Given Ramos’ tendency to produce the most audacious, pugnacious and often ridiculous performances, there’s every chance that — once the Madrid fans have chanted their love for him — he’ll power home a header to give Sevilla the lead, kick Vinicius up in the air, tutor the referee in how to run the game “the Sergio Ramos way,” knock in an own goal and get sent off before the final whistle.
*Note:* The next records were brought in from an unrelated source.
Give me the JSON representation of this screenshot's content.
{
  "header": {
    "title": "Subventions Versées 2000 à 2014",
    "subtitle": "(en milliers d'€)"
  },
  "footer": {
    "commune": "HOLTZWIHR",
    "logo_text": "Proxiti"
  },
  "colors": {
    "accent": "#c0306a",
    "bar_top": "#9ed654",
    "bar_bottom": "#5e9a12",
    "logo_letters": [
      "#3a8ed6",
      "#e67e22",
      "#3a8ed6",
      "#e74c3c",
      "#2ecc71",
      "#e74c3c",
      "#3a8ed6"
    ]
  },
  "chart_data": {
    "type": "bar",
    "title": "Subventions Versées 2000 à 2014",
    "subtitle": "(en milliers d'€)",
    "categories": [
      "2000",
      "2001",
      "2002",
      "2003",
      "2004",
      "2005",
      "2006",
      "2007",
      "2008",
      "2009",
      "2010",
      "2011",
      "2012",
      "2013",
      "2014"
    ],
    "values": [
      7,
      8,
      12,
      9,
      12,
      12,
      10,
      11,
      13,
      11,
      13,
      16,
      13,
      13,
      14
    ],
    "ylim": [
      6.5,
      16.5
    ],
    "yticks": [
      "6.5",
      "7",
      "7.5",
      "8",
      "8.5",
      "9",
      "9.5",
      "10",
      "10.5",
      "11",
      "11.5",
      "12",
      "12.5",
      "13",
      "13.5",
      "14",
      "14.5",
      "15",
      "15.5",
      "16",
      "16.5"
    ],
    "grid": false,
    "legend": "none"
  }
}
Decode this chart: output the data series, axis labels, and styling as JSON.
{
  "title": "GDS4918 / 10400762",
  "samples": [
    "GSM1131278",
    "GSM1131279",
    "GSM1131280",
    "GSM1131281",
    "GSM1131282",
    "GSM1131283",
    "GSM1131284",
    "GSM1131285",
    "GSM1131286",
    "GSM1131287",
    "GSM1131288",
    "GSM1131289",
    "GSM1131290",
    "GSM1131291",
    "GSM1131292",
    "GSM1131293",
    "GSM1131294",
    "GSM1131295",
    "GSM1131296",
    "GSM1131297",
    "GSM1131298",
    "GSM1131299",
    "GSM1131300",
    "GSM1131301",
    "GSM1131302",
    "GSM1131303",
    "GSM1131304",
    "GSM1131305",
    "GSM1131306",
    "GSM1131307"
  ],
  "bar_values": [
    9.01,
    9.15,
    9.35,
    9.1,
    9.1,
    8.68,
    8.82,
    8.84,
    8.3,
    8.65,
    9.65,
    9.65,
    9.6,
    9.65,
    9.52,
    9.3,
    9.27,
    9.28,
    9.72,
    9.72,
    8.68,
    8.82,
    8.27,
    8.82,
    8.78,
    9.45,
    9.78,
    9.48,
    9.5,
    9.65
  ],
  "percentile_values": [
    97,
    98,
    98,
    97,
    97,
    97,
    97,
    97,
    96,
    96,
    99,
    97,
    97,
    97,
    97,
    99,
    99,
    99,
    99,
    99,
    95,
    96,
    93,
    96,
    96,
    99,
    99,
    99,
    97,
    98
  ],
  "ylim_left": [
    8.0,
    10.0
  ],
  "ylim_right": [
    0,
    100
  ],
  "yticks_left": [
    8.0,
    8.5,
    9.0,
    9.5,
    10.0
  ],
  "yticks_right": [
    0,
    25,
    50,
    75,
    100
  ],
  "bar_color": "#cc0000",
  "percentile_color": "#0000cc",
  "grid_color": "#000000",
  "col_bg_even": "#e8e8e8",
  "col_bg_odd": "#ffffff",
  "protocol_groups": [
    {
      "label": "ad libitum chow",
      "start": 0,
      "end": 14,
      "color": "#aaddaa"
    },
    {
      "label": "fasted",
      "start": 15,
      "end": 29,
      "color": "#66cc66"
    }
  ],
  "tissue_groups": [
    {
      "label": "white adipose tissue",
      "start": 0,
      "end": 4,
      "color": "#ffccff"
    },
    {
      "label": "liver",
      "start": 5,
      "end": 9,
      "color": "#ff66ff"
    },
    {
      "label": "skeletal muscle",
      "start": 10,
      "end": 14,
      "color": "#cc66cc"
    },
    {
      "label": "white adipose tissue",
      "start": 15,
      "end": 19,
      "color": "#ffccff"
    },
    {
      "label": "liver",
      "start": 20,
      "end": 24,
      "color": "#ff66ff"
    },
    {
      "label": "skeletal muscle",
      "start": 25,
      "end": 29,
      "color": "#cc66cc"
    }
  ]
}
Well, something like that.
But Ramos is not the only returning “royal.” The man in the Sevilla dugout — the guy who is starting to look like a British World War II Commando now that he sports that big, bushy beard and roll-neck jumpers — is a lesser-known, but still significant part of the Real Madrid royal hierarchy.
While he hasn’t been victorious as the opposing coach at the Bernabeu for nearly 20 years, he’s nonetheless defeated Los Blancos sufficiently regularly, with Getafe, Espanyol and Valencia, to be treated with proper respect by current Real Madrid manager Carlo Ancelotti.
In fact, it was the Italian who was the last Madrid coach to lose to Sanchez-Flores (January 2022) after which Quique tried to dampen down the praise which came his way, saying: “Flattery is very debilitating — many teachers in my life taught me this, especially Di Stefano who told me that if you puff out your chest it’ll end up sinking you. Flattery makes me suffer — I sweat, I blush and the idea that my players might think that I’m talking in the media after a big win because I want to be the ‘protagonist’ just embarrasses me.”
The coronation and the cascading appreciation on Sunday will be for Crown Prince Ramos, not Quique Sanchez Flores. And that’s just the way he’ll want it to be.
Mind you, given Sevilla’s perilous LaLiga position, he’d probably welcome a feeling of intense embarrassment for having to deal with the Monday morning praise, which would certainly follow a surprise, against-the-odds Sevilla away triumph.
But, win lose or draw on Sunday, Di Stefano’s godson remains one of those who helped add to Real Madrid’s legendary status and a part of Spanish society’s rich, colourful tapestry.